Cinque benefici dello yoga sulla sedia e sei posizioni per iniziare

Lo yoga ha dimostrato di migliorare la salute generale se praticato regolarmente. Come molte forme di esercizio, può essere modificato per persone di diverse abilità. Lo yoga sulla sedia è una forma delicata di yoga che può essere praticato seduti su una sedia o in piedi a terra usando la sedia come supporto. È utile se hai una mobilità limitata o se vuoi praticare yoga mentre sei al lavoro. Ecco alcune posizioni yoga di base sulla sedia (chiamate asana) per iniziare.

Cinque posizioni yoga sulla sedia che puoi fare quasi ovunque

Mucca di gatto seduta

Inizia con le mani sulle cosce e siediti in piedi. Espirando, arrotondate la schiena, tirando gli addominali verso la colonna vertebrale, infilando l’osso sacro sotto e infilando il mento nel petto. Sii il più rotondo possibile nella parte superiore della schiena, spingendo la schiena verso la sedia. Questa è la posizione del gatto.

Quando inspiri, permetti alla tua pancia di muoversi in avanti, inarca la schiena, manda lo sterno in avanti e guarda in alto verso il soffitto (se il tuo collo è comodo) o tieni la testa parallela al pavimento. Questa è la posizione della mucca.

Ripetere questo movimento diverse volte, inspirando in gatto ed espirando in mucca.

Torsione seduta

Posiziona la mano sinistra sul ginocchio destro e il braccio destro sullo schienale della sedia. Girati per guardare oltre la tua spalla destra e mantieni la posizione per quattro respiri.

Sull’inspirazione, senti la tua spina dorsale allungarsi e, sull’espirazione, senti una torsione più profonda. Espirare di nuovo al centro e ripetere dall’altro lato.

Seated chest opener

Siedi sul bordo anteriore della tua sedia e intreccia le mani dietro la schiena. Mentre inspiri, solleva le mani in alto e lontano dalla schiena, mentre sollevi delicatamente il mento dal petto. Mentre espiri, abbassa le mani.

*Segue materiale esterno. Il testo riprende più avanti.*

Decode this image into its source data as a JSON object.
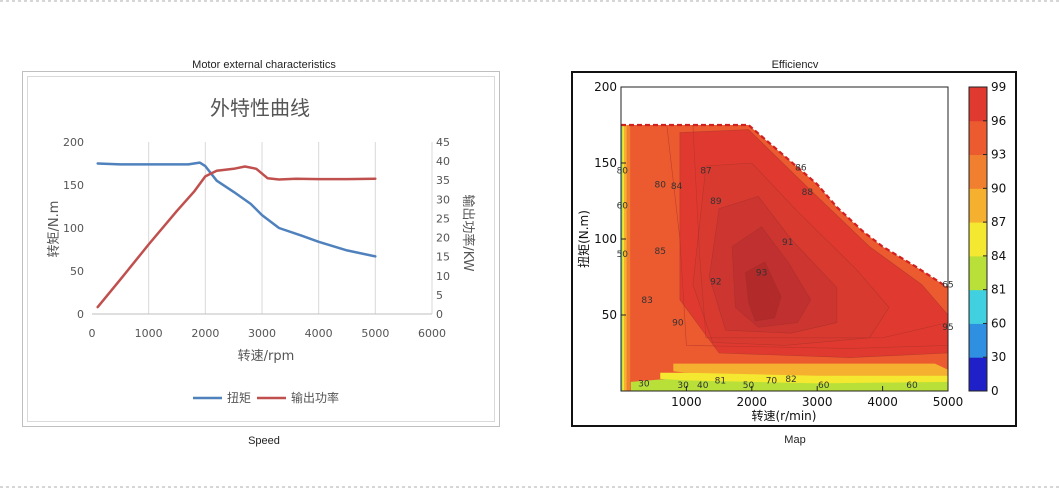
{
  "captions": {
    "left_top": "Motor external characteristics",
    "left_bottom": "Speed",
    "right_top": "Efficiencv",
    "right_bottom": "Map"
  },
  "chart_data": [
    {
      "type": "line",
      "title": "外特性曲线",
      "xlabel": "转速/rpm",
      "ylabel": "转矩/N.m",
      "y2label": "输出功率/KW",
      "xlim": [
        0,
        6000
      ],
      "ylim": [
        0,
        200
      ],
      "y2lim": [
        0,
        45
      ],
      "xticks": [
        0,
        1000,
        2000,
        3000,
        4000,
        5000,
        6000
      ],
      "yticks": [
        0,
        50,
        100,
        150,
        200
      ],
      "y2ticks": [
        0,
        5,
        10,
        15,
        20,
        25,
        30,
        35,
        40,
        45
      ],
      "grid": "vertical",
      "legend": "bottom",
      "series": [
        {
          "name": "扭矩",
          "axis": "left",
          "color": "#4f81bd",
          "x": [
            100,
            500,
            1000,
            1500,
            1700,
            1900,
            2000,
            2200,
            2500,
            2800,
            3000,
            3300,
            3700,
            4000,
            4500,
            5000
          ],
          "y": [
            175,
            174,
            174,
            174,
            174,
            176,
            172,
            155,
            142,
            128,
            115,
            100,
            91,
            84,
            74,
            67
          ]
        },
        {
          "name": "输出功率",
          "axis": "right",
          "color": "#c0504d",
          "x": [
            100,
            500,
            1000,
            1500,
            1800,
            2000,
            2200,
            2500,
            2700,
            2900,
            3100,
            3300,
            3600,
            4000,
            4500,
            5000
          ],
          "y": [
            1.8,
            9,
            18.2,
            27,
            32,
            36,
            37.5,
            38,
            38.6,
            38,
            35.5,
            35.2,
            35.4,
            35.3,
            35.3,
            35.4
          ]
        }
      ]
    },
    {
      "type": "heatmap",
      "xlabel": "转速(r/min)",
      "ylabel": "扭矩(N.m)",
      "xlim": [
        0,
        5000
      ],
      "ylim": [
        0,
        200
      ],
      "xticks": [
        1000,
        2000,
        3000,
        4000,
        5000
      ],
      "yticks": [
        50,
        100,
        150,
        200
      ],
      "colorbar": {
        "ticks": [
          0,
          30,
          60,
          81,
          84,
          87,
          90,
          93,
          96,
          99
        ],
        "colors": [
          "#2020c8",
          "#2f8fe0",
          "#40d0e0",
          "#b8e038",
          "#f5e830",
          "#f5b030",
          "#f08030",
          "#ec5a30",
          "#e03a30",
          "#b82a2a"
        ]
      },
      "boundary": {
        "x": [
          0,
          1950,
          3000,
          3300,
          3700,
          4000,
          4500,
          5000
        ],
        "y": [
          175,
          175,
          136,
          121,
          105,
          95,
          82,
          68
        ]
      },
      "contour_labels": [
        {
          "text": "87",
          "x": 1300,
          "y": 145
        },
        {
          "text": "84",
          "x": 850,
          "y": 135
        },
        {
          "text": "80",
          "x": 600,
          "y": 136
        },
        {
          "text": "89",
          "x": 1450,
          "y": 125
        },
        {
          "text": "85",
          "x": 600,
          "y": 92
        },
        {
          "text": "83",
          "x": 400,
          "y": 60
        },
        {
          "text": "90",
          "x": 870,
          "y": 45
        },
        {
          "text": "92",
          "x": 1450,
          "y": 72
        },
        {
          "text": "93",
          "x": 2150,
          "y": 78
        },
        {
          "text": "91",
          "x": 2550,
          "y": 98
        },
        {
          "text": "88",
          "x": 2850,
          "y": 131
        },
        {
          "text": "86",
          "x": 2750,
          "y": 147
        },
        {
          "text": "65",
          "x": 5000,
          "y": 70
        },
        {
          "text": "95",
          "x": 5000,
          "y": 42
        },
        {
          "text": "80",
          "x": 20,
          "y": 145
        },
        {
          "text": "60",
          "x": 20,
          "y": 122
        },
        {
          "text": "50",
          "x": 20,
          "y": 90
        },
        {
          "text": "30",
          "x": 350,
          "y": 5
        },
        {
          "text": "30",
          "x": 950,
          "y": 4
        },
        {
          "text": "40",
          "x": 1250,
          "y": 4
        },
        {
          "text": "81",
          "x": 1520,
          "y": 7
        },
        {
          "text": "50",
          "x": 1950,
          "y": 4
        },
        {
          "text": "70",
          "x": 2300,
          "y": 7
        },
        {
          "text": "82",
          "x": 2600,
          "y": 8
        },
        {
          "text": "60",
          "x": 3100,
          "y": 4
        },
        {
          "text": "60",
          "x": 4450,
          "y": 4
        }
      ]
    }
  ]
}
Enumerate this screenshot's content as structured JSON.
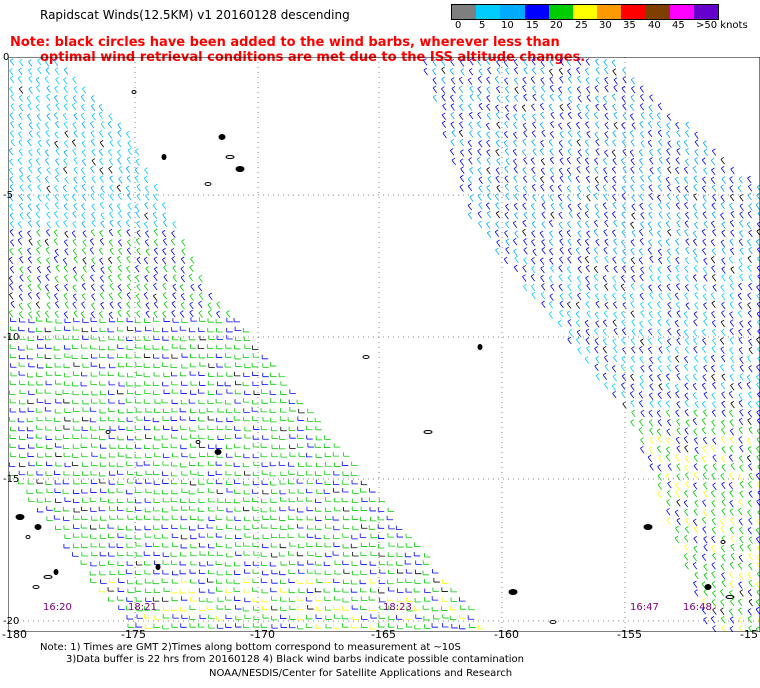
{
  "title": "Rapidscat Winds(12.5KM)  v1  20160128  descending",
  "notice": {
    "line1": "Note: black circles have been added to the wind barbs, wherever less than",
    "line2": "optimal wind retrieval conditions are met due to the ISS altitude changes."
  },
  "legend": {
    "labels": [
      "0",
      "5",
      "10",
      "15",
      "20",
      "25",
      "30",
      "35",
      "40",
      "45",
      ">50 knots"
    ],
    "colors": [
      "#7f7f7f",
      "#00ccff",
      "#00aaff",
      "#0000ff",
      "#00cc00",
      "#ffff00",
      "#ff9900",
      "#ff0000",
      "#7f3f00",
      "#ff00ff",
      "#6600cc"
    ]
  },
  "axes": {
    "lat_labels": [
      "0",
      "-5",
      "-10",
      "-15",
      "-20"
    ],
    "lon_labels": [
      "-180",
      "-175",
      "-170",
      "-165",
      "-160",
      "-155",
      "-15"
    ]
  },
  "pass_times": [
    "16:20",
    "18:21",
    "18:23",
    "16:47",
    "16:48"
  ],
  "footer": {
    "line1": "Note: 1) Times are GMT 2)Times along bottom correspond to measurement at ~10S",
    "line2": "3)Data buffer is 22 hrs from 20160128 4) Black wind barbs indicate possible contamination",
    "line3": "NOAA/NESDIS/Center for Satellite Applications and Research"
  },
  "colors": {
    "grid": "#888888",
    "notice": "#ff0000",
    "time_label": "#800080"
  }
}
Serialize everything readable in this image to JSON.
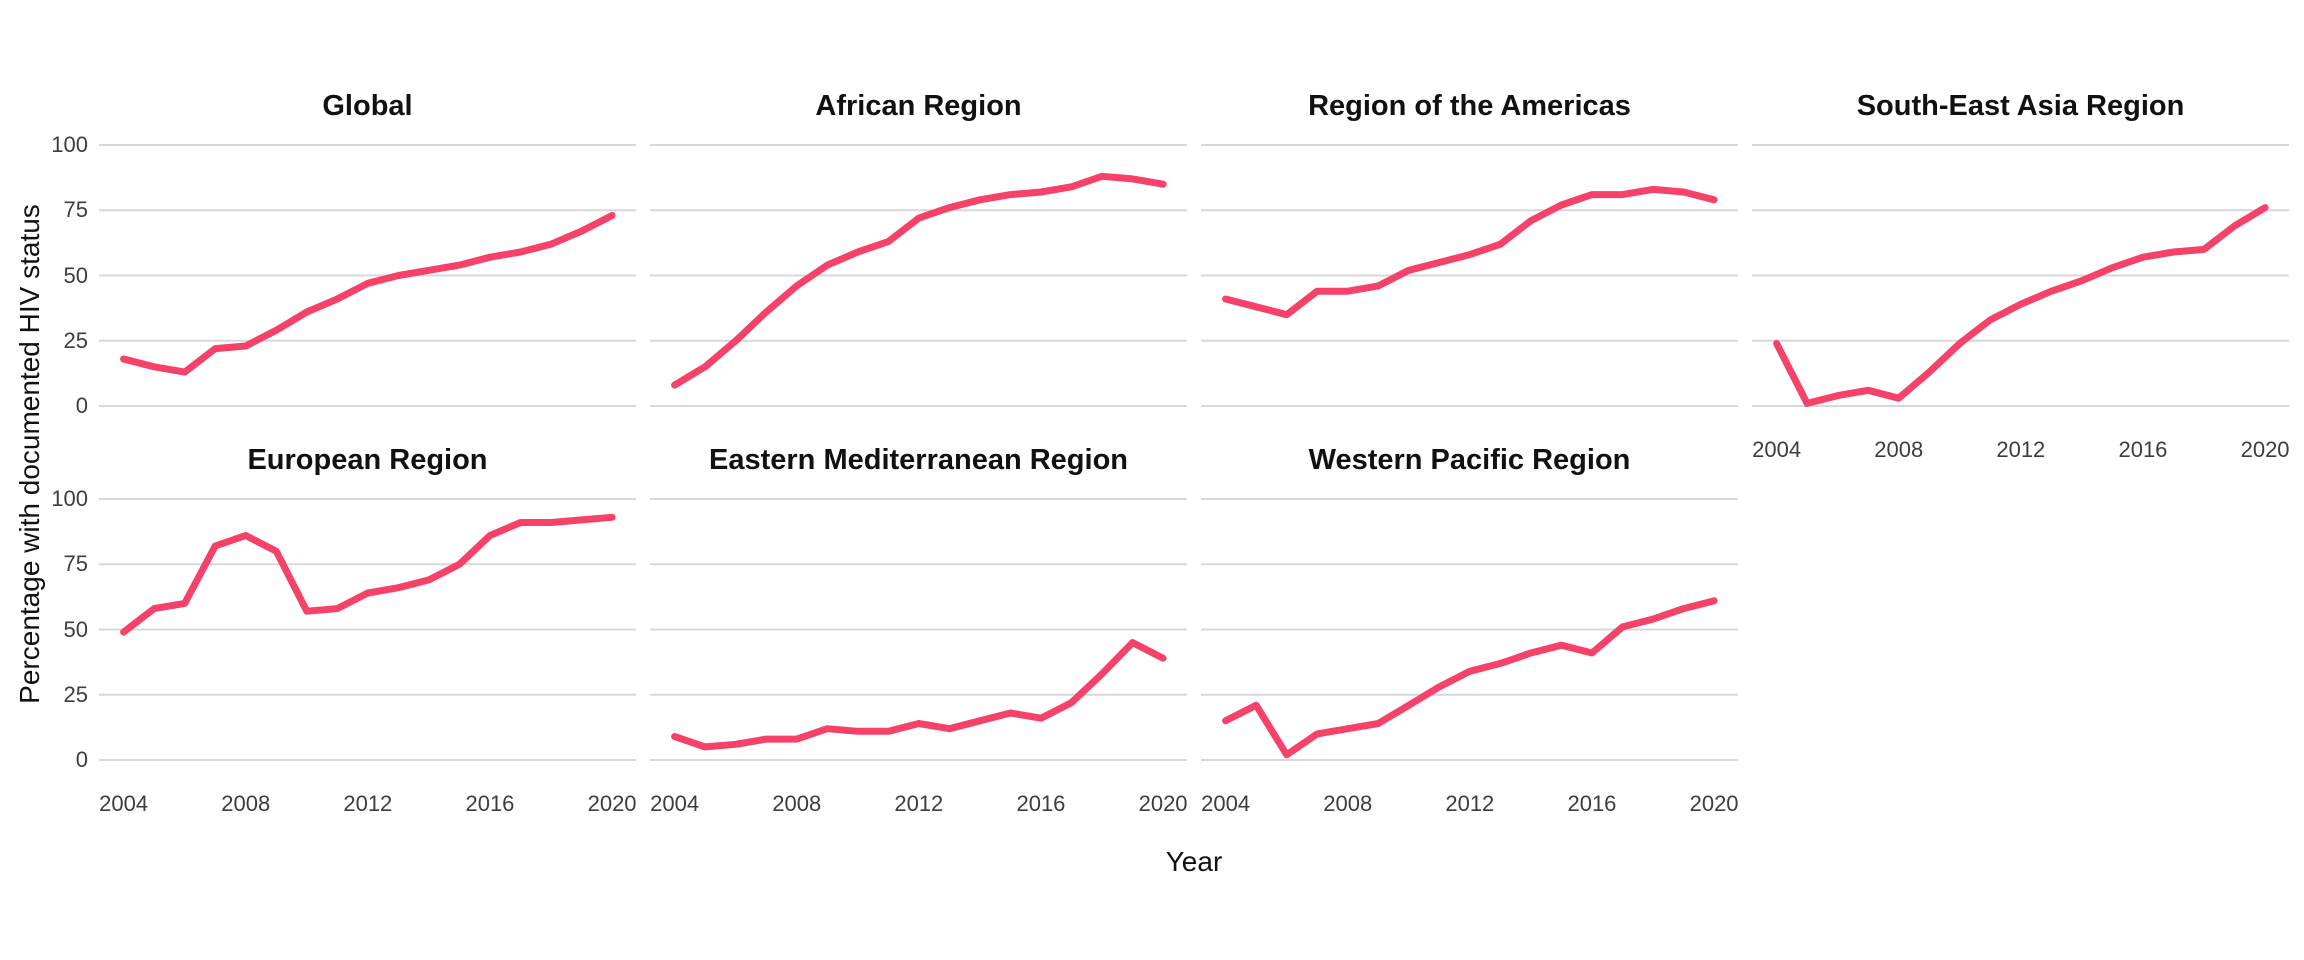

Ripetete questo movimento durante i vostri respiri almeno due volte. Cambiare la presa delle mani e ripetere.

Chair pigeon/apri-fianchi

Posizionare la caviglia destra sopra il ginocchio sinistro. Lascia che il ginocchio destro si rilassi di lato mantenendo il piede flesso. Inspirando, siediti in alto e, espirando, goditi l’allungamento. Potete aumentare l’allungamento mettendo la mano destra sul ginocchio destro e applicando una leggera pressione. Per aumentare ancora di più l’allungamento, tieni la schiena piatta e le rotazioni allungate e inizia a inclinarti in avanti dai fianchi.

Rimani per tre-cinque respiri e ripeti dall’altro lato.

Curva in avanti seduta

Inizia con le mani sopra le cosce e fai una profonda inspirazione. Mentre espiri, piegati in avanti sui fianchi (piuttosto che arrotondare la parte superiore della schiena) trascinando il tuo corpo sulle gambe. Fate scivolare le mani verso il pavimento. Potete tenere ogni gomito con la mano opposta o lasciare che le vostre braccia penzolino sul pavimento. Lasciate che il vostro corpo penda pesantemente sulle vostre gambe e che la vostra testa e il vostro collo si rilassino. Inspirando, lasciate che le vostre mani si posino sulle cosce e risalite lentamente fino a sedervi.

Ripetete questa sequenza diverse volte.